All Blade Red Press titles are available through all online retailers or can be ordered through bookstores via Ingram’s and Baker and Taylor’s catalogues, or directly from us here at Blade Red Press. We can supply direct to anywhere in the world – contact us with all enquiries.
Wholesale discounts are available and our titles are fully returnable.
Contact: contact@blade-red.com
In the world of music there are hundreds of quality bands that have trouble getting noticed or signed by the major labels. It became quite common for bands to produce and market their own music and so the concept of Indie music was born – independently produced music. Indie bands soon led to indie labels and now it’s quite common for niche labels to have a handful of bands on their books and do really well without the backing of the majors.
The same thing is now starting to happen with publishing. The major “traditional” publishers are behemoths that operate like factories. They take in manuscripts at one end, push out a heavily marketed book at the other and promote it for a very short time (maybe six weeks), then move on to the next project. If your book isn’t standing on its own after six weeks, you’re done. Even with major publishers, authors have to do an enormous amount of self-marketing to keep their books selling. And that’s assuming you even managed to get your work through the slush pile and picked up for publication in the first place. Having a quality book to sell doesn’t mean you’re going to get it published. There are thousands of great books out there that can’t find a publisher and an equal number of truly awful books that get trad print runs in the tens of thousands. Such is the nature of publishing in the modern world.
That’s where indie publishing comes in. Self-publishing has a terrible stigma attached, and it’s understandable to some degree. There are some terrible self-published books out there; really badly written, full of errors, some simply not even making sense. But there are some true gems out there too. The same can be said of indie music – there are some woeful bands out there peddling their stuff, but indie music doesn’t have the same stigma as indie publishing. That’s simply because the music world is not as stuck up and elitist as the literary world.

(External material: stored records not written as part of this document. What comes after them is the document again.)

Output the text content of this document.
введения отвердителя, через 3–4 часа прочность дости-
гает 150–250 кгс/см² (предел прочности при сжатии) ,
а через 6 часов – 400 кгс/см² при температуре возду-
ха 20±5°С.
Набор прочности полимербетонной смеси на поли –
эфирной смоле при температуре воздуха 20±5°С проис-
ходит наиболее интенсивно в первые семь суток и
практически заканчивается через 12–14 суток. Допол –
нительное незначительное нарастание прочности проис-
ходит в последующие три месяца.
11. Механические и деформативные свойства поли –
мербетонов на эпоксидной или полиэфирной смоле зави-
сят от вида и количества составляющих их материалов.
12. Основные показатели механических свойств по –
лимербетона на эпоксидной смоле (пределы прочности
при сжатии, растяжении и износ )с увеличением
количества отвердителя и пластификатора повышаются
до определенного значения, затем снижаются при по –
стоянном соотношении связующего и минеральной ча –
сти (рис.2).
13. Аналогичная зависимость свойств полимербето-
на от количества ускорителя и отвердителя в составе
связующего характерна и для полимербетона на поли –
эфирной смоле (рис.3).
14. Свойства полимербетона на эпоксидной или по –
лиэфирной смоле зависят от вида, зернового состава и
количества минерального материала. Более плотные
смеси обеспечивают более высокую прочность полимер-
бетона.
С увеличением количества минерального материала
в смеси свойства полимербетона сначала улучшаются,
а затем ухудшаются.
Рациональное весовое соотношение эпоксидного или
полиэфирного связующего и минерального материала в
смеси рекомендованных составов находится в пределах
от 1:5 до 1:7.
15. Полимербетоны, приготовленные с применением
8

So, there’s a very relevant place for indie publishing, if it’s done with professionalism and dedication, and now we’re getting to the stage where the technology is there to really make it happen. That’s what Blade Red Press is all about.

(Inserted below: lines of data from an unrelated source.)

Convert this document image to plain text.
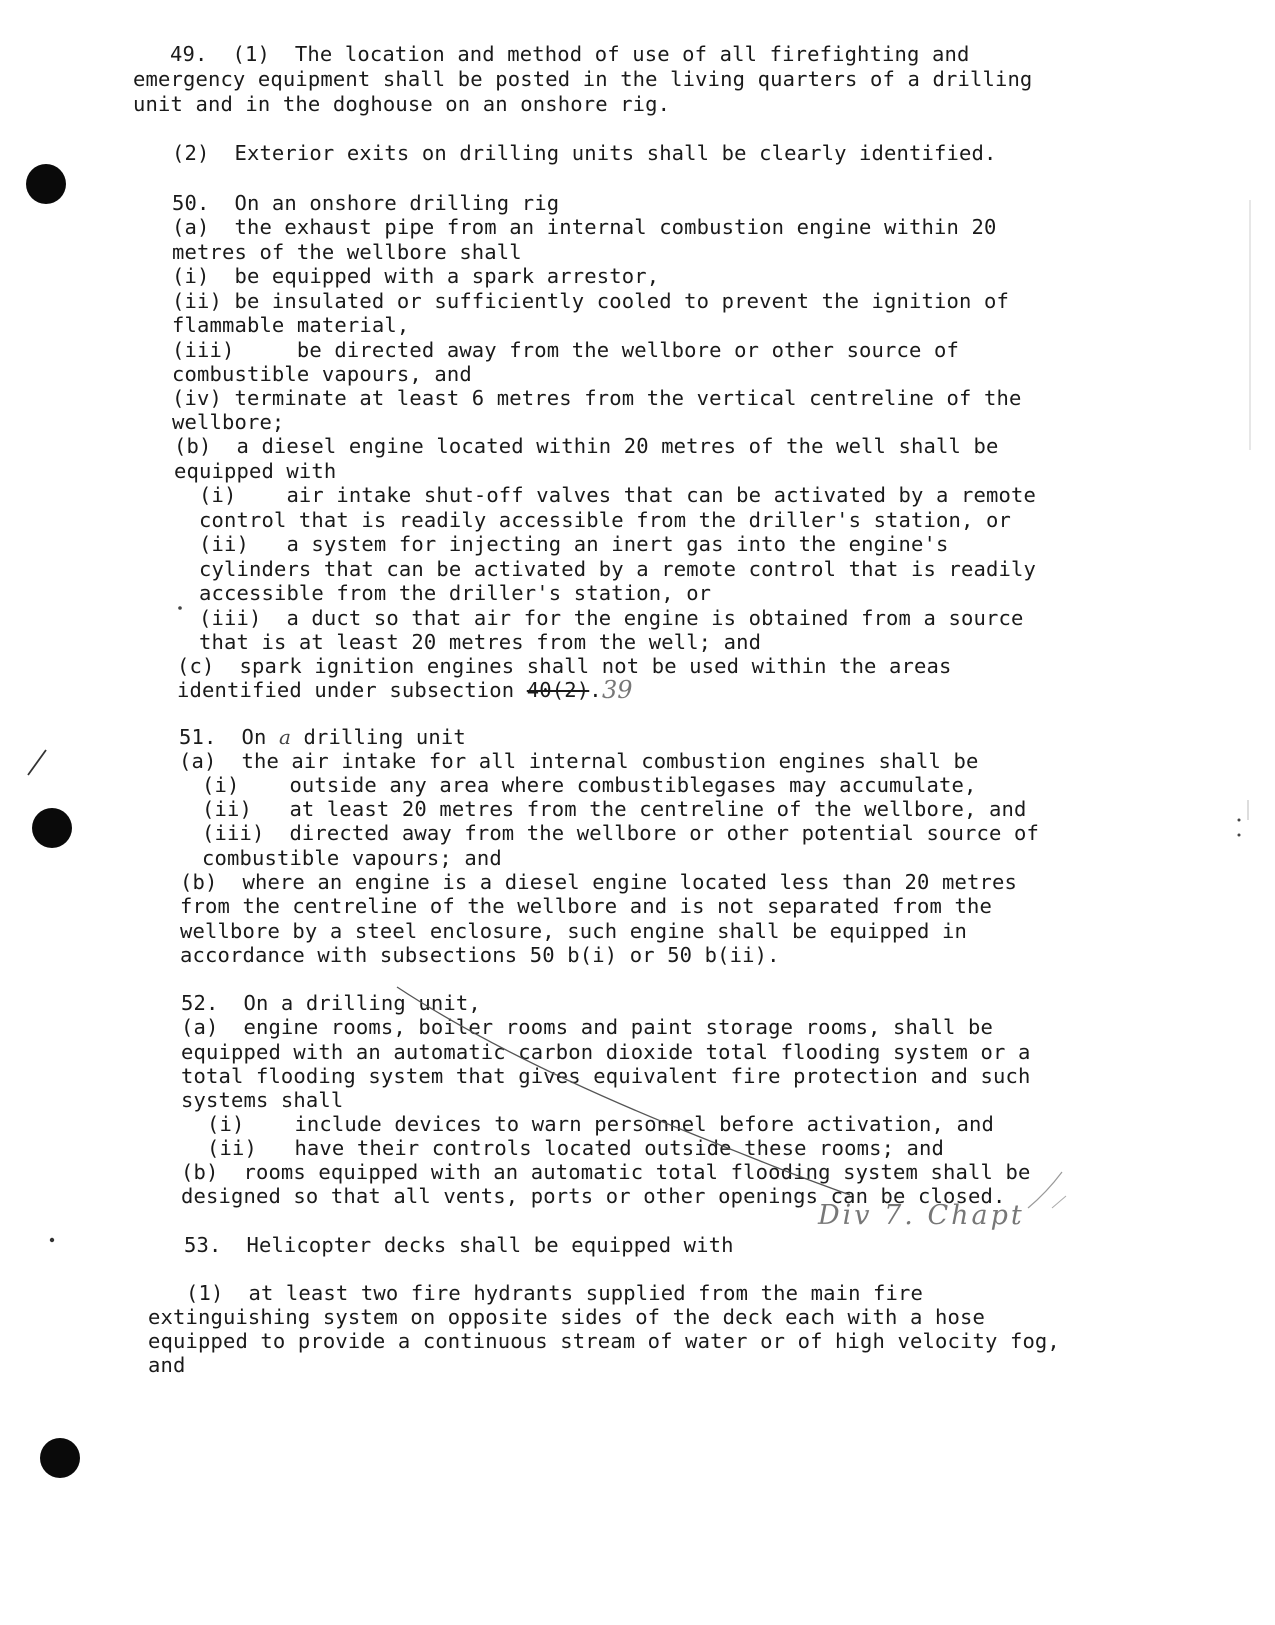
49.  (1)  The location and method of use of all firefighting and
emergency equipment shall be posted in the living quarters of a drilling
unit and in the doghouse on an onshore rig.
(2)  Exterior exits on drilling units shall be clearly identified.
50.  On an onshore drilling rig
(a)  the exhaust pipe from an internal combustion engine within 20
metres of the wellbore shall
(i)  be equipped with a spark arrestor,
(ii) be insulated or sufficiently cooled to prevent the ignition of
flammable material,
(iii)     be directed away from the wellbore or other source of
combustible vapours, and
(iv) terminate at least 6 metres from the vertical centreline of the
wellbore;
(b)  a diesel engine located within 20 metres of the well shall be
equipped with
(i)    air intake shut-off valves that can be activated by a remote
control that is readily accessible from the driller's station, or
(ii)   a system for injecting an inert gas into the engine's
cylinders that can be activated by a remote control that is readily
accessible from the driller's station, or
(iii)  a duct so that air for the engine is obtained from a source
that is at least 20 metres from the well; and
(c)  spark ignition engines shall not be used within the areas
identified under subsection 40(2). 39
51.  On a drilling unit
(a)  the air intake for all internal combustion engines shall be
(i)    outside any area where combustiblegases may accumulate,
(ii)   at least 20 metres from the centreline of the wellbore, and
(iii)  directed away from the wellbore or other potential source of
combustible vapours; and
(b)  where an engine is a diesel engine located less than 20 metres
from the centreline of the wellbore and is not separated from the
wellbore by a steel enclosure, such engine shall be equipped in
accordance with subsections 50 b(i) or 50 b(ii).
52.  On a drilling unit,
(a)  engine rooms, boiler rooms and paint storage rooms, shall be
equipped with an automatic carbon dioxide total flooding system or a
total flooding system that gives equivalent fire protection and such
systems shall
(i)    include devices to warn personnel before activation, and
(ii)   have their controls located outside these rooms; and
(b)  rooms equipped with an automatic total flooding system shall be
designed so that all vents, ports or other openings can be closed.
Div 7. Chapt
53.  Helicopter decks shall be equipped with
(1)  at least two fire hydrants supplied from the main fire
extinguishing system on opposite sides of the deck each with a hose
equipped to provide a continuous stream of water or of high velocity fog,
and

Blade Red will specialise in fantasy, science fiction and horror, with an emphasis on dark fiction, and produce quality books using Print On Demand technology and online retailers like Amazon as a distribution and sales network. The books will also be available to order through brick and mortar bookstores using their ISBNs, are fully returnable and indistinguishable from any other book on the shelf. All hail modern technology.
Blade Red is an opportunity for emerging speculative and dark fiction writers to have a chance to get their work out there. We’ll have a small and select catalogue of quality work. We won’t just publish anything – it has to be good. We also plan to organise an annual anthology of short stories to give emerging writers another avenue to get their work out there. More on that in the future.
Authors with Blade Red will be encouraged to promote their own work while we promote the catalogue as a whole. The books will never be out of print (another benefit of Print On Demand) and the more work we all put in, the better results we’ll have. There won’t be author advances, but there will be the large majority of sales profit going back to the authors. Blade Red Press is not about making a fortune – indie publishing doesn’t work like that. Blade Red Press will simply pay for itself and the authors will make their money from their book sales after that. More reason to get out there and promote their work. Blade Red is about giving writers opportunities.